ST incredible response to Tan Chuan Jin

On April 21st, the ST news editor wrote this to Tan Chuan Jin. To me it was a self incriminating letter. If you are that august newspaper, THE newspaper then this is unforgivably sloppy work.

"Could we have phrased our sentences better...." Look, you are not in school, so why didn't you do better? Close reading? You didn't write a text book, why should readers be burdened with close reading? Why so defensive? ST should have apologized for their poor work and strive to do better.

As I have complained on and off in this blog, the standards at ST has fallen but now I think it keeps falling. Where and when will it hit bottom?

The game has changed. If they are not up to the task, as nature abhors a vacuum, it will in time be filled as long as readers are discerning and demanding high standards.

For my reference, TCJ Facebook post which elicited ST response.

Update: 4:30 pm

Read the Cheerleading association response.

Sloppy work is now the habit of the Straits Times. It is getting easier and easier all the time to discover people complaining that the facts in the ST is wrong or they have been misrepresented.

My guess for this ongoing rot in the paper is they are struggling to be a financial out performer (I had seen this coming and sold all my SPH shares). Staff salaries is one of their major expense and they could not hire and pay enough people to keep up standards. They are squeezing blood out of stones with journalists and editors taking short cuts. Not long ago after the A levels results came out, I told my daughter her schoolmate made a mistake to accept the SPH journalism scholarship.

1 comment:

  1. The falling standards of the ST has everything to do with the Govt too. After all, the Govt has an iron-fist control over our MSM.

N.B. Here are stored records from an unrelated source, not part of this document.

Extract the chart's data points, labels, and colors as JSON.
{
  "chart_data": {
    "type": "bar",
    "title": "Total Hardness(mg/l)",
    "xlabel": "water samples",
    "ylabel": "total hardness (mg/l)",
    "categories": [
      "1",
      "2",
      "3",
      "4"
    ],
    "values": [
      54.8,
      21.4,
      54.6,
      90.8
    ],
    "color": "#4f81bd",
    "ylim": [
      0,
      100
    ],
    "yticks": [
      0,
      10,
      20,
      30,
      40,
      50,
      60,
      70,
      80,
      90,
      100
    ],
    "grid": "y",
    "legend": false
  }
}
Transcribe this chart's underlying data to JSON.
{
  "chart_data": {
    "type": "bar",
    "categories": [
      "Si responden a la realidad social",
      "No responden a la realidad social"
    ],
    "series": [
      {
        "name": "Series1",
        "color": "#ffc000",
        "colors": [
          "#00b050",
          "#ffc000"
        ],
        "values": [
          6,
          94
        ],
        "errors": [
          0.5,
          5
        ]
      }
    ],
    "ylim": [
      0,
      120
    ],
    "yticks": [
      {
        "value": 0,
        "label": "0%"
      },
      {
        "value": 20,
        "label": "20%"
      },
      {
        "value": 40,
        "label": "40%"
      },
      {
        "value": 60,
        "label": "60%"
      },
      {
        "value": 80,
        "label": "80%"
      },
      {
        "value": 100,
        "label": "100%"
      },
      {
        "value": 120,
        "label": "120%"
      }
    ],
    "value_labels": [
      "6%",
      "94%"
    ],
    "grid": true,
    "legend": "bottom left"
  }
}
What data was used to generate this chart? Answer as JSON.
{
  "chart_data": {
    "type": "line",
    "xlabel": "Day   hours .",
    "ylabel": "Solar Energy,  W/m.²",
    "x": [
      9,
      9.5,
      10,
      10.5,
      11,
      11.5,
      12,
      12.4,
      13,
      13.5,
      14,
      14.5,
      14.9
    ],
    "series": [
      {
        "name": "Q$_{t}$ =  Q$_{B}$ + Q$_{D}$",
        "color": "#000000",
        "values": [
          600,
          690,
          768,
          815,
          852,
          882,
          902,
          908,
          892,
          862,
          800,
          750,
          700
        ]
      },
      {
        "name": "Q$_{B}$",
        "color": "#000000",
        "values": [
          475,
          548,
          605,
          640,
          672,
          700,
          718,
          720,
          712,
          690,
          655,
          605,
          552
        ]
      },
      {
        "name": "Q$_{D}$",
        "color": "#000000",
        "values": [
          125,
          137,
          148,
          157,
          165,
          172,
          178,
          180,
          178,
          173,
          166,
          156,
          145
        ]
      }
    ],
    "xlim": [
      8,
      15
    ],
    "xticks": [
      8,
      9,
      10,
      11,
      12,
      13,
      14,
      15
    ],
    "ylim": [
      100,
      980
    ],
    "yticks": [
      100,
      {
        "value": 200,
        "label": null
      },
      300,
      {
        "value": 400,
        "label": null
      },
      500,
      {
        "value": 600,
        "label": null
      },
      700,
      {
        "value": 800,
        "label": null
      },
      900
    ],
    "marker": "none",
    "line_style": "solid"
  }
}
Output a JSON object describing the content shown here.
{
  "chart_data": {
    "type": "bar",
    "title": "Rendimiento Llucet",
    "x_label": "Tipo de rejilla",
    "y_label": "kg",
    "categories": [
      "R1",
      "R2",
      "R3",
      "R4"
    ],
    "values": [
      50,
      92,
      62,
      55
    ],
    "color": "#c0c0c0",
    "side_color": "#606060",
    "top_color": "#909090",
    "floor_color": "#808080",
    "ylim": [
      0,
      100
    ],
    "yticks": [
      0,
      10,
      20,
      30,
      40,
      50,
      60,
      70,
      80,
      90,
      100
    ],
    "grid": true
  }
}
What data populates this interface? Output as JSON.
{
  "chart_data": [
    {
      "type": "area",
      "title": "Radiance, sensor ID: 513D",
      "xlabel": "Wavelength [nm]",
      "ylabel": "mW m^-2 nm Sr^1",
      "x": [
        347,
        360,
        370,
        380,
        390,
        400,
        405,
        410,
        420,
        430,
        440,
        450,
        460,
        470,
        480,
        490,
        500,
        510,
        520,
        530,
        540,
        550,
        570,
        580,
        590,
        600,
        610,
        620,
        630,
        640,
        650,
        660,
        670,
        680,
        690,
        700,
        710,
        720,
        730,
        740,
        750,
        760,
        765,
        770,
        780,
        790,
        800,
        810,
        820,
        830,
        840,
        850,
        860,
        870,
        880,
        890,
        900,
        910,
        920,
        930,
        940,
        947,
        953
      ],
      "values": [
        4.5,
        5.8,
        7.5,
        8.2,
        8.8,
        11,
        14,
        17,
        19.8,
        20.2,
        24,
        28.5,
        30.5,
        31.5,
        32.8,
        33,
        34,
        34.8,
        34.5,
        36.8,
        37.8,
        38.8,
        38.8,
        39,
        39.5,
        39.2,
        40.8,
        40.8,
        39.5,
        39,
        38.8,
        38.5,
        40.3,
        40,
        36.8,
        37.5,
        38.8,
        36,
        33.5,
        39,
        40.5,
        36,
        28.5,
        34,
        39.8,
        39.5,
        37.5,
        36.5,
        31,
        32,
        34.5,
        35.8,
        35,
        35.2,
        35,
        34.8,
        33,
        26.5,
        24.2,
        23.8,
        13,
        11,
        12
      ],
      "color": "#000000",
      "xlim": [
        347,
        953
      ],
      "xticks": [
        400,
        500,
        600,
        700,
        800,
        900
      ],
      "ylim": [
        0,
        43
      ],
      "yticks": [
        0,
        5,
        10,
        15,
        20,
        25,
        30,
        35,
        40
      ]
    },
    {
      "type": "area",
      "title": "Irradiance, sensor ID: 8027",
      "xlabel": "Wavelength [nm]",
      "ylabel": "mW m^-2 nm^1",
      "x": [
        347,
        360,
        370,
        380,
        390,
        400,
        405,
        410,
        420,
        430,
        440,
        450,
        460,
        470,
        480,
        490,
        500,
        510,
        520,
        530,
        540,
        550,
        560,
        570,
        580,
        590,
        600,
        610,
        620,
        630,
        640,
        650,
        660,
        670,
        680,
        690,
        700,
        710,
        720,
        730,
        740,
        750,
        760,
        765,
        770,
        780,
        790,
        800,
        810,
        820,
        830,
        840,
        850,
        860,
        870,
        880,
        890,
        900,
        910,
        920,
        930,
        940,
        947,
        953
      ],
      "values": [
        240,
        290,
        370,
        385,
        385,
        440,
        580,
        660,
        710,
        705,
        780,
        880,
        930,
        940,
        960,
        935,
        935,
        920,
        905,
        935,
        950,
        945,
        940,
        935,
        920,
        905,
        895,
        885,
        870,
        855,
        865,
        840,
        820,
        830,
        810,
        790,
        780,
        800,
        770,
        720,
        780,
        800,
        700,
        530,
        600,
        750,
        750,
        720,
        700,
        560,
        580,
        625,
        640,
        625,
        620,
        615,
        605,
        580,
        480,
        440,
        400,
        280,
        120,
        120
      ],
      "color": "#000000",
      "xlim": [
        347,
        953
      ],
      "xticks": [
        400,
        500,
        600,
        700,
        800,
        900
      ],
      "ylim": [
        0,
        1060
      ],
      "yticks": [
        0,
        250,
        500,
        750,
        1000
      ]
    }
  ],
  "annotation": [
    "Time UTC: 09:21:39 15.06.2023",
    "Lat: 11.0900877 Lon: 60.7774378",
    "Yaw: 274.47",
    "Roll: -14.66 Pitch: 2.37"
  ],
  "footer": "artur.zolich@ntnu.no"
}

    So, the Govt is getting the ST that it wants.

    How were the editors chosen? Primarily on the "malleability". Not necessarily competence. A govt mouthpiece should be a dependable mouthpiece.

    So when it comes to incidents like this, the ST just does what its programmed to do. Jump up and down for the Govt. Unfortunately, in this case, it was over-enthusiastic and tried adding fuel to the fire too, to stoke the narrative that its just a small minority that's xenophobic.

    Can the ST change? That's irrelevant, isn't it? The right question is - will the political masters allow it to change? Which in turn begats the question, is the political masters themselves ready for change.

    And I think most Singaporeans know what the answer to that is.